New hope for threatened Tasmanian devil

In a remote region of the Australian island of Tasmania researchers have fourteen healthy Tasmanian devils have been found. The DNA of the animals can potentially contribute to the salvation of the species, that by an aggressive cancer with extinction is threatened.

The Tasmanian devil, or buidelduivel, is a carnivorous marsupial that only in Tasmania occurs. That is an island south of Australia. The species is, however, bad for by an aggressive cancer, Devil Facial Tumour Disease. Animals that are sick, get tumors in the face where they are no longer able to eat. They die eventually due to starvation. Over the past 20 years the population by the cancer by 80 percent thinned out.

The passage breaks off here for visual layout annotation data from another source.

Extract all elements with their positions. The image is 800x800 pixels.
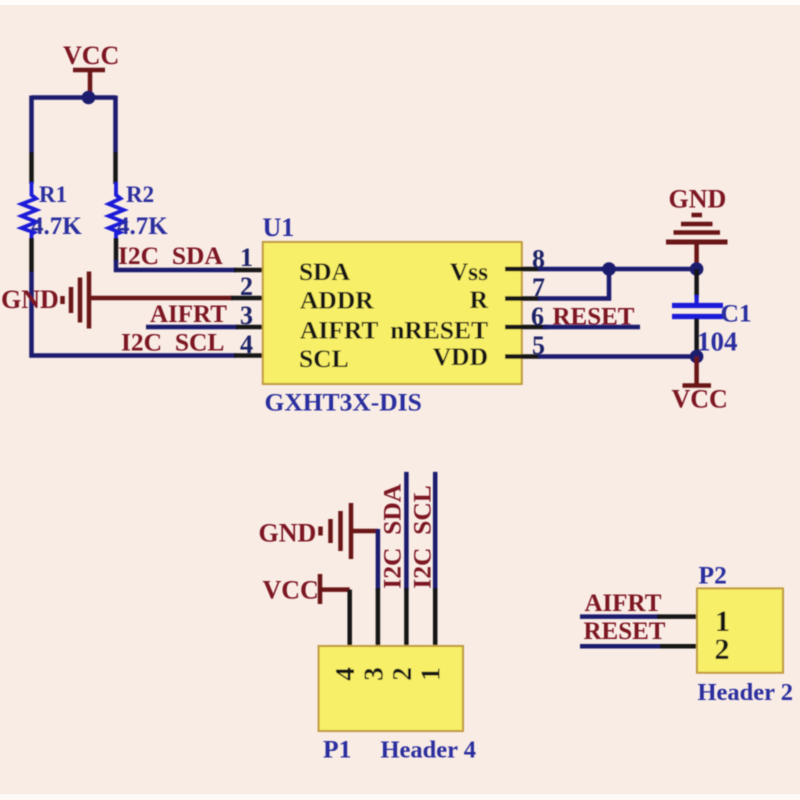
power symbol VCC (right) [672, 357, 728, 414]
svg-text:2: 2 [715, 633, 730, 666]
svg-text:AIFRT: AIFRT [585, 590, 662, 617]
svg-text:VCC: VCC [263, 576, 319, 605]
P2 pin 2 stub [660, 644, 703, 649]
pin 1 stub [234, 268, 277, 273]
connector P2 body [697, 588, 783, 672]
svg-text:1: 1 [416, 667, 446, 681]
svg-text:P1: P1 [323, 735, 351, 764]
P1 pin 3 stub [376, 588, 381, 651]
power symbol VCC (bottom, P1) [263, 574, 350, 605]
junction node at VDD net [690, 350, 704, 364]
svg-text:1: 1 [240, 243, 253, 272]
svg-text:AIFRT: AIFRT [150, 301, 227, 328]
pin 8 stub [505, 267, 540, 272]
P1 pin 2 stub [404, 588, 409, 651]
wire: GND to P1 pin 3 (maroon) [351, 529, 378, 534]
svg-text:3: 3 [358, 667, 388, 681]
svg-text:I2C SCL: I2C SCL [408, 485, 437, 588]
svg-text:R: R [470, 285, 489, 314]
junction node at VCC [82, 91, 96, 105]
svg-text:2: 2 [387, 667, 417, 681]
op IC U1 body [263, 213, 522, 417]
svg-text:4.7K: 4.7K [31, 213, 82, 240]
svg-text:4: 4 [240, 330, 253, 359]
svg-text:R2: R2 [126, 182, 154, 207]
svg-text:3: 3 [240, 301, 253, 330]
svg-text:104: 104 [697, 327, 738, 357]
P2 pin 1 stub [657, 614, 703, 619]
wire: Vss to GND net [538, 267, 697, 272]
pin 4 stub [234, 353, 277, 358]
svg-text:I2C SCL: I2C SCL [121, 328, 224, 357]
svg-text:Header 2: Header 2 [698, 679, 794, 706]
junction node at C1 top net [690, 262, 704, 276]
wire: C1 bottom plate to node [694, 319, 699, 357]
connector P1 body [319, 646, 463, 731]
svg-text:VDD: VDD [433, 342, 488, 371]
svg-text:ADDR: ADDR [300, 286, 374, 315]
svg-text:GND: GND [259, 519, 317, 548]
junction node Vss/R [602, 262, 616, 276]
svg-text:C1: C1 [721, 299, 752, 328]
wire: P1 pin3 net vertical [376, 529, 381, 590]
svg-text:4: 4 [330, 667, 360, 681]
svg-text:I2C SDA: I2C SDA [118, 241, 223, 270]
wire: RESET net under label [543, 325, 640, 330]
P1 pin 4 stub [347, 590, 352, 651]
svg-text:nRESET: nRESET [390, 316, 488, 345]
wire: GND to ADDR pin (maroon) [89, 296, 233, 301]
pin 5 stub [505, 354, 540, 359]
wire: left vertical lower to SCL row [32, 272, 237, 356]
wire: VDD to VCC net [538, 354, 697, 359]
wire: AIFRT net under label [146, 325, 238, 330]
svg-text:Vss: Vss [450, 257, 488, 286]
wire: R1 bottom pin [29, 238, 34, 272]
wire: P1 pin2 net vertical [404, 472, 409, 590]
svg-text:Header 4: Header 4 [381, 737, 477, 764]
pin 7 stub [505, 296, 540, 301]
pin 2 stub [231, 296, 277, 301]
svg-text:6: 6 [531, 302, 544, 331]
svg-text:I2C SDA: I2C SDA [378, 483, 407, 588]
wire: R2 to SDA pin row [116, 260, 236, 270]
svg-text:SDA: SDA [299, 257, 351, 286]
svg-text:AIFRT: AIFRT [300, 316, 378, 345]
svg-text:SCL: SCL [299, 344, 349, 373]
svg-text:4.7K: 4.7K [117, 213, 168, 240]
wire: node to C1 top plate [694, 269, 699, 297]
svg-text:GXHT3X-DIS: GXHT3X-DIS [265, 388, 422, 417]
wire: top horizontal from R1 to R2 [32, 95, 116, 100]
resistor R1 [22, 182, 83, 240]
power symbol VCC (top left) [63, 41, 119, 92]
wire: R1 top pin [29, 152, 34, 184]
svg-text:GND: GND [669, 185, 727, 214]
svg-text:U1: U1 [263, 213, 295, 242]
wire: AIFRT net under label [580, 614, 659, 619]
svg-text:VCC: VCC [63, 41, 119, 70]
svg-text:GND: GND [1, 285, 59, 314]
wire: R pin up to Vss net [538, 267, 609, 299]
ground GND (bottom, P1) [259, 503, 352, 559]
svg-text:R1: R1 [39, 182, 67, 207]
pin 6 stub [505, 325, 548, 330]
svg-text:RESET: RESET [584, 618, 666, 645]
wire: left vertical upper (to R1) [29, 96, 34, 153]
P1 pin 1 stub [433, 588, 438, 651]
svg-text:VCC: VCC [672, 385, 728, 414]
pin 3 stub [236, 325, 277, 330]
capacitor C1 [672, 295, 752, 357]
wire: right vertical upper (to R2) [113, 96, 118, 153]
ground GND (top right) [666, 185, 728, 243]
wire: R2 bottom pin [114, 238, 119, 262]
wire: RESET net under label [580, 644, 662, 649]
wire: P1 pin1 net vertical [433, 472, 438, 590]
svg-text:P2: P2 [699, 560, 727, 589]
ground GND (left) [1, 272, 89, 329]
resistor R2 [109, 182, 169, 240]
wire: GND stem to node (maroon) [694, 242, 699, 266]
svg-text:2: 2 [240, 272, 253, 301]
wire: R2 top pin [113, 152, 118, 184]
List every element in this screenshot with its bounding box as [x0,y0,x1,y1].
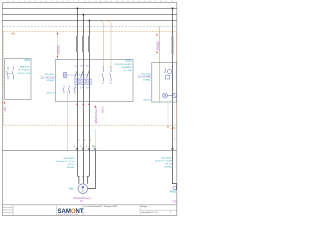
svg-text:-WD01: -WD01 [57,45,61,55]
function text right (magenta) [172,201,178,203]
bus L1 [2,7,176,9]
terminal circles on strip [76,148,96,150]
svg-text:+M1: +M1 [11,32,17,36]
cable marker -WD01 (vertical magenta) [57,33,61,58]
svg-text:400VAC: 400VAC [47,79,55,82]
svg-text:Druckerhöhung 1: Druckerhöhung 1 [73,197,91,200]
node L1 tap junction [76,7,78,9]
fuse F2 thick bar [82,36,84,52]
svg-text:-WD02: -WD02 [156,41,160,51]
wire right to off-page [173,151,177,190]
svg-text:3RV2021-4DA15: 3RV2021-4DA15 [115,63,132,66]
svg-text:Datenblatt 03.1 TV: Datenblatt 03.1 TV [141,211,158,214]
terminal circle XM02 [173,186,177,190]
left box device text (cyan) [18,59,31,75]
svg-text:Anlage: Anlage [141,205,148,208]
right device box -T01 [152,63,177,103]
right box lower symbols [163,93,177,98]
motor pin ticks [78,175,89,177]
svg-text:+M1-WM01: +M1-WM01 [63,158,75,160]
svg-text:14: 14 [102,83,104,85]
terminal strip line -XD [2,150,176,152]
svg-text:PE 2,5: PE 2,5 [68,164,75,166]
svg-text:24VDC 2,5A: 24VDC 2,5A [18,72,31,75]
title text center [85,205,118,208]
terminal circle right [172,148,174,150]
left device box -S01 [5,58,31,99]
breaker Q01 pole contacts [63,71,89,78]
title block outer [2,204,176,206]
wire phase 2 x=83 [82,15,84,151]
enclosure box +M1 (orange dashed) [3,31,176,125]
fuse F4 thick bar [172,36,174,54]
wire N orange right group [159,26,161,101]
top grid reference numbers [7,1,174,3]
svg-text:-W1: -W1 [3,106,7,112]
svg-text:3x2,5mm² L1,L2,L3: 3x2,5mm² L1,L2,L3 [56,160,76,163]
svg-text:-SF01: -SF01 [23,59,30,62]
node L2 tap junction [82,14,84,16]
wire phase 1 x=77 [76,8,78,151]
fuse F3 thick bar [88,36,90,52]
right box breaker symbol [165,65,173,80]
svg-text:4/T2: 4/T2 [80,87,84,89]
svg-text:-QA01: -QA01 [125,59,133,62]
wire below right box to enclosure [167,102,169,125]
svg-text:+M1-WD02: +M1-WD02 [161,157,173,159]
svg-text:M: M [81,186,84,190]
aux contact pin text [102,67,112,85]
title text right [141,205,172,214]
svg-text:4x2,5: 4x2,5 [101,106,105,113]
cable marker -WM01 (vertical magenta) below box [94,105,98,124]
svg-text:2L1 4N 6PE: 2L1 4N 6PE [138,76,152,79]
svg-text:3x1,5mm² L,N,PE: 3x1,5mm² L,N,PE [155,159,173,162]
wire PE green into box [57,32,59,60]
cable label block XD02 right (cyan) [155,157,173,168]
bus L3 [2,20,176,22]
svg-text:-WM01/4x2,5: -WM01/4x2,5 [94,106,98,124]
svg-text:5/L3: 5/L3 [86,66,90,68]
svg-text:Druckerhöhung M1 / Pumpen 400V: Druckerhöhung M1 / Pumpen 400V [85,205,118,208]
fuse F1 thick bar [76,36,78,52]
middle device box -Q01 [56,59,134,101]
svg-text:INDUSTRIESERVICE·GMBH: INDUSTRIESERVICE·GMBH [58,214,79,216]
svg-text:TV03: TV03 [172,201,178,203]
wire PE green below enclosure [94,130,96,151]
top grid reference ticks [13,0,166,2]
svg-text:1/L1: 1/L1 [74,66,78,68]
control wire to aux contact 2 [110,23,112,70]
red pin labels above terminals [78,139,92,141]
function text under motor (magenta) [73,197,91,203]
bus N (dashed) [2,25,176,27]
aux contact block left [63,86,75,94]
breaker pin labels bottom [74,87,90,89]
title block dividers [57,205,177,216]
motor feeder wires below strip [77,151,89,184]
svg-text:PE 1,5: PE 1,5 [165,163,172,165]
red terminal arrows below box [76,103,78,105]
cable label block XM01 (cyan) [56,158,76,169]
svg-text:2/T1: 2/T1 [74,87,78,89]
right box labels left (cyan) [138,73,152,101]
svg-text:2L1 4L2 6L3: 2L1 4L2 6L3 [41,76,56,79]
left box contact K1 [7,67,14,80]
svg-text:CP-E 24/2.5: CP-E 24/2.5 [18,70,31,72]
svg-text:6/T3: 6/T3 [86,87,90,89]
breaker operator handle [64,73,67,78]
labels between left and middle boxes (cyan) [41,74,56,94]
svg-text:400VAC: 400VAC [67,166,75,169]
cable marker right (vertical magenta) [156,34,160,54]
terminal labels black [74,146,95,148]
wire phase 3 x=89 [88,21,90,151]
red arrow below right box [167,126,169,128]
node L1 tap junction right group [172,7,174,9]
svg-text:230VAC: 230VAC [143,78,151,81]
svg-text:SIEMENS: SIEMENS [122,67,132,69]
node L3 tap junction [88,20,90,22]
svg-text:+M1: +M1 [171,126,177,130]
middle box device text (cyan) [115,59,132,71]
SAMONT logo [58,209,84,216]
svg-text:-XM02: -XM02 [169,191,177,194]
page border frame [2,2,176,215]
svg-text:ABB 230V: ABB 230V [20,65,31,68]
right group: wire L1 x=172.5 [172,8,174,151]
svg-text:3/L2: 3/L2 [80,66,84,68]
breaker pin labels top [74,66,90,68]
bus L2 [2,14,176,16]
wire PE to motor right side [88,151,96,189]
svg-text:23: 23 [109,67,111,69]
svg-text:-M01: -M01 [69,188,75,191]
breaker thermal trip boxes [75,79,91,84]
svg-text:24: 24 [109,83,111,85]
svg-text:13: 13 [102,67,104,69]
wire N light x=67 [66,90,68,151]
revision table left [2,205,13,216]
svg-text:230VAC: 230VAC [164,165,172,168]
svg-text:20...25A: 20...25A [123,69,132,72]
aux contacts right pair [102,69,111,82]
control wire to aux contact 1 [102,23,104,70]
motor M01 [78,184,88,194]
left edge cable marker magenta [3,102,7,112]
svg-text:-XD01 N: -XD01 N [46,92,55,94]
svg-text:-XD02 N: -XD02 N [143,99,152,101]
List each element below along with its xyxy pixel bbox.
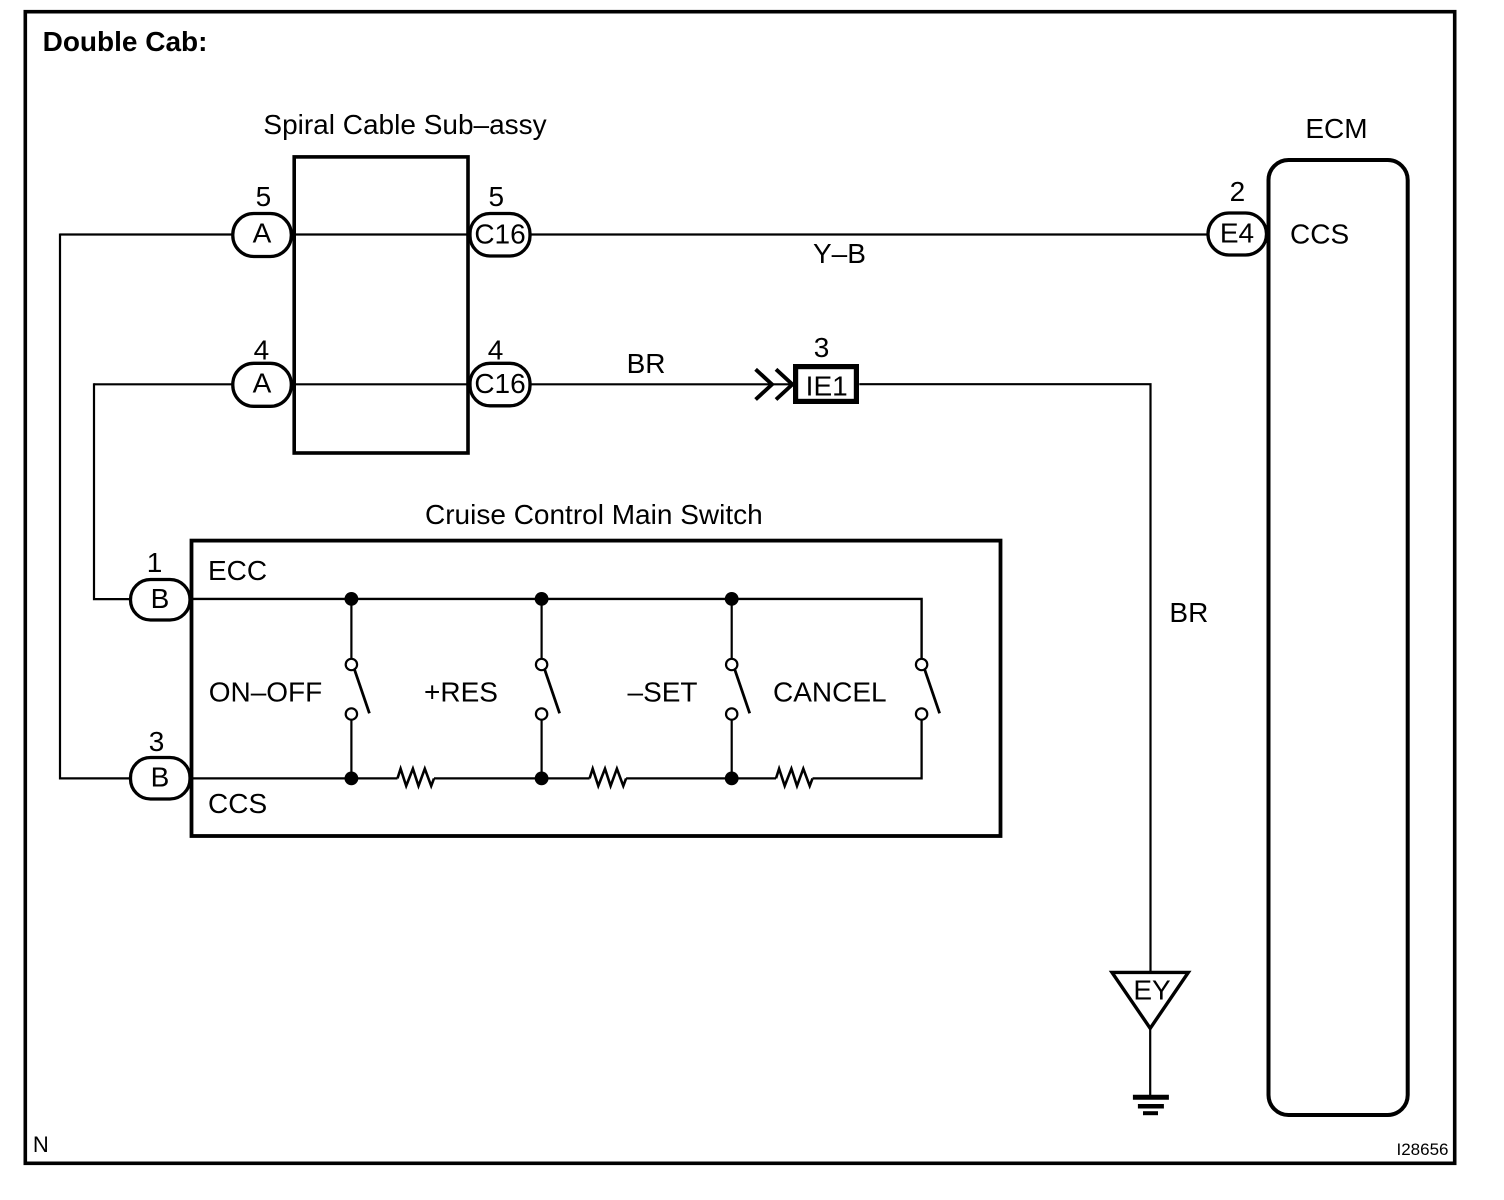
svg-text:4: 4 bbox=[254, 335, 270, 366]
svg-text:1: 1 bbox=[147, 547, 163, 578]
svg-text:EY: EY bbox=[1133, 975, 1171, 1006]
svg-text:3: 3 bbox=[814, 332, 830, 363]
svg-text:ECM: ECM bbox=[1305, 113, 1367, 144]
ECM box bbox=[1269, 160, 1408, 1115]
svg-text:2: 2 bbox=[1230, 176, 1246, 207]
svg-text:3: 3 bbox=[149, 726, 165, 757]
wire IE1 to ground EY bbox=[859, 384, 1150, 972]
wire EY to ground bbox=[1149, 1028, 1151, 1095]
svg-text:I28656: I28656 bbox=[1397, 1140, 1449, 1159]
svg-text:CCS: CCS bbox=[1290, 219, 1349, 250]
svg-text:B: B bbox=[151, 762, 170, 793]
svg-text:C16: C16 bbox=[474, 219, 525, 250]
svg-text:N: N bbox=[33, 1132, 49, 1157]
wire BR row: node A4 to chevron bbox=[94, 383, 795, 385]
chevron splice right bbox=[776, 369, 792, 399]
ground symbol bbox=[1133, 1097, 1169, 1113]
svg-text:BR: BR bbox=[627, 348, 666, 379]
svg-text:CANCEL: CANCEL bbox=[773, 677, 887, 708]
connector A pin5 bbox=[233, 214, 291, 257]
CCS bus wire segment 4 bbox=[813, 720, 922, 778]
ground EY triangle bbox=[1112, 972, 1188, 1028]
connector B pin3 bbox=[131, 758, 191, 800]
CCS bus wire segment 1 bbox=[131, 777, 398, 779]
svg-text:A: A bbox=[253, 367, 272, 398]
wire Y-B row: node A5 to ECM E4 bbox=[60, 233, 1210, 235]
svg-text:CCS: CCS bbox=[208, 788, 267, 819]
switch -SET bbox=[726, 599, 750, 779]
junction dot ECC bus / -SET bbox=[725, 592, 739, 606]
svg-text:Spiral Cable Sub–assy: Spiral Cable Sub–assy bbox=[263, 109, 546, 140]
svg-text:E4: E4 bbox=[1220, 218, 1254, 249]
svg-text:+RES: +RES bbox=[424, 677, 498, 708]
junction connector IE1 bbox=[796, 367, 857, 402]
junction dot CCS bus / -SET bbox=[725, 772, 739, 786]
svg-text:Cruise Control Main Switch: Cruise Control Main Switch bbox=[425, 499, 763, 530]
cruise control main switch box bbox=[192, 541, 1001, 836]
svg-text:4: 4 bbox=[488, 335, 504, 366]
connector A pin4 bbox=[233, 363, 291, 406]
svg-text:BR: BR bbox=[1169, 597, 1208, 628]
wire vertical from A5 row to B3 row bbox=[60, 234, 131, 779]
svg-text:–SET: –SET bbox=[628, 677, 698, 708]
junction dot ECC bus / +RES bbox=[535, 592, 549, 606]
svg-text:C16: C16 bbox=[474, 368, 525, 399]
CCS bus wire segment 3 bbox=[626, 777, 776, 779]
svg-text:ON–OFF: ON–OFF bbox=[209, 677, 323, 708]
junction dot CCS bus / +RES bbox=[535, 772, 549, 786]
svg-text:B: B bbox=[151, 583, 170, 614]
CCS bus wire segment 2 bbox=[434, 777, 590, 779]
ECC bus wire bbox=[192, 599, 922, 658]
resistor R1 bbox=[398, 769, 435, 786]
svg-text:5: 5 bbox=[256, 181, 272, 212]
switch +RES bbox=[536, 599, 560, 779]
resistor R3 bbox=[776, 769, 813, 786]
connector B pin1 bbox=[131, 580, 191, 621]
wire vertical from A4 row to B1 row bbox=[94, 383, 131, 599]
svg-text:Double Cab:: Double Cab: bbox=[43, 26, 208, 57]
switch CANCEL bbox=[916, 659, 940, 720]
chevron splice left bbox=[756, 369, 772, 399]
svg-text:Y–B: Y–B bbox=[813, 238, 866, 269]
svg-text:5: 5 bbox=[489, 181, 505, 212]
connector C16 pin4 bbox=[470, 363, 530, 406]
switch ON-OFF bbox=[346, 599, 370, 779]
junction dot CCS bus / ON-OFF bbox=[345, 772, 359, 786]
connector E4 bbox=[1208, 213, 1267, 255]
resistor R2 bbox=[590, 769, 627, 786]
junction dot ECC bus / ON-OFF bbox=[345, 592, 359, 606]
svg-text:IE1: IE1 bbox=[806, 371, 848, 402]
connector C16 pin5 bbox=[470, 214, 530, 257]
svg-text:A: A bbox=[253, 218, 272, 249]
spiral cable sub-assy box bbox=[294, 157, 468, 453]
svg-text:ECC: ECC bbox=[208, 555, 267, 586]
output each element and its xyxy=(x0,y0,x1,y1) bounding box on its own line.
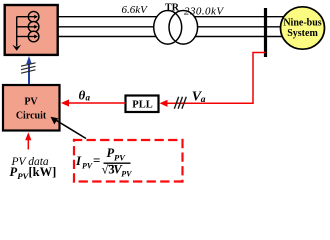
wire phase B (middle) xyxy=(39,26,281,28)
svg-text:Circuit: Circuit xyxy=(16,110,47,121)
wire: Va feedback from bus to PLL (red) xyxy=(160,53,266,107)
wire: blue current injection arrow PV Circuit -> PV source box xyxy=(26,56,32,84)
wire: internal vertical bus to ground xyxy=(17,17,29,47)
svg-text:230.0kV: 230.0kV xyxy=(184,5,224,17)
wire phase C (bottom) xyxy=(39,36,284,38)
svg-text:a: a xyxy=(86,93,91,103)
wire: black arrow from equation box to PV Circuit xyxy=(51,117,87,139)
PV source box xyxy=(5,5,58,55)
equation box (dashed) xyxy=(73,139,183,183)
label theta_a xyxy=(79,88,91,103)
3-phase slash marks on Va wire xyxy=(174,97,186,109)
svg-text:PV: PV xyxy=(114,152,126,162)
svg-text:System: System xyxy=(287,28,318,39)
PLL U1 xyxy=(126,96,159,113)
wire: theta_a from PLL to PV Circuit (red) xyxy=(61,99,126,106)
svg-text:PV: PV xyxy=(82,161,93,170)
svg-text:Nine-bus: Nine-bus xyxy=(283,17,321,28)
label Va xyxy=(192,90,206,105)
current source 2 xyxy=(28,22,39,33)
svg-text:I: I xyxy=(75,153,82,168)
wire phase A (top) xyxy=(39,16,284,18)
svg-text:=: = xyxy=(93,153,100,168)
svg-text:PV: PV xyxy=(24,97,38,108)
3-phase slash marks on blue wire xyxy=(21,63,36,73)
svg-text:TR: TR xyxy=(165,2,180,13)
Nine-bus System xyxy=(281,7,325,49)
bus bar xyxy=(264,8,267,57)
svg-text:PV: PV xyxy=(121,169,132,178)
PV Circuit block xyxy=(3,85,60,131)
current source 1 xyxy=(28,11,39,22)
equation I_PV = P_PV / (sqrt3 V_PV) xyxy=(75,146,132,178)
ground xyxy=(12,45,21,51)
svg-text:[kW]: [kW] xyxy=(29,165,57,179)
svg-text:θ: θ xyxy=(79,88,86,103)
svg-text:PLL: PLL xyxy=(132,99,152,110)
wire: red PV data arrow into PV Circuit xyxy=(25,132,31,149)
label P_PV [kW] xyxy=(10,165,57,181)
svg-text:6.6kV: 6.6kV xyxy=(122,4,149,16)
transformer TR xyxy=(154,11,198,45)
svg-text:a: a xyxy=(201,95,206,105)
current source 3 xyxy=(28,31,39,42)
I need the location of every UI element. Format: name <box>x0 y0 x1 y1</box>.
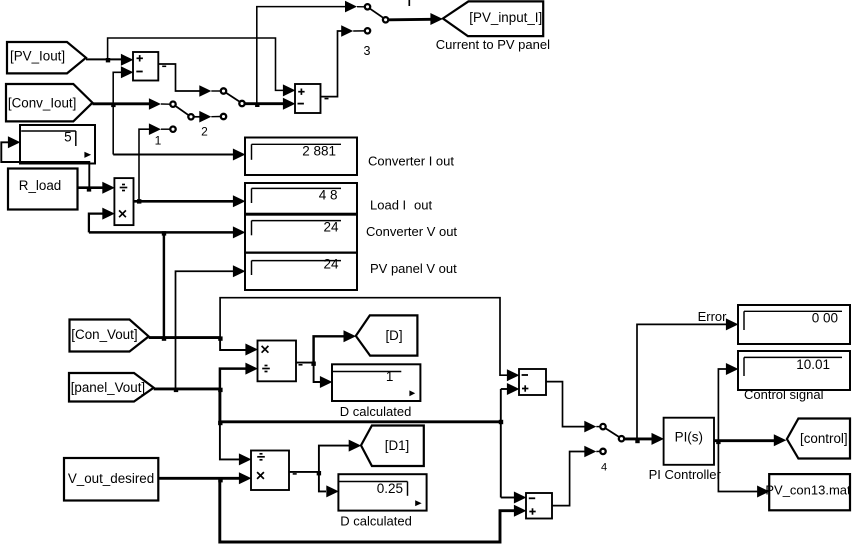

The discovery of a group of animals that are not sick, can help the species to survive. The cancer can quickly spread because Tasmanian devils are genetically very similar to each other. Also in their immune system, there is little variation, allowing the cancer cells are not attacked as they are passed by biting or pairs.


‘The discovery of Tasmanian devils with a new genetic variant gives us the chance to the population to the rescue, sounds. The researchers will now assess the extent to which the genetic heritage of healthy animals differs from that of the sick.

The healthy Tasmanian devils were discovered during an expedition of eight days on the remote southwest coast of Tasmania. Never before was there to the animals searched. The captured buidelduivels were from 18 months to 5 years old. That is also a sign that they are not sick, because in the regions where the cancer is raging there are no animals of that age, more to be found.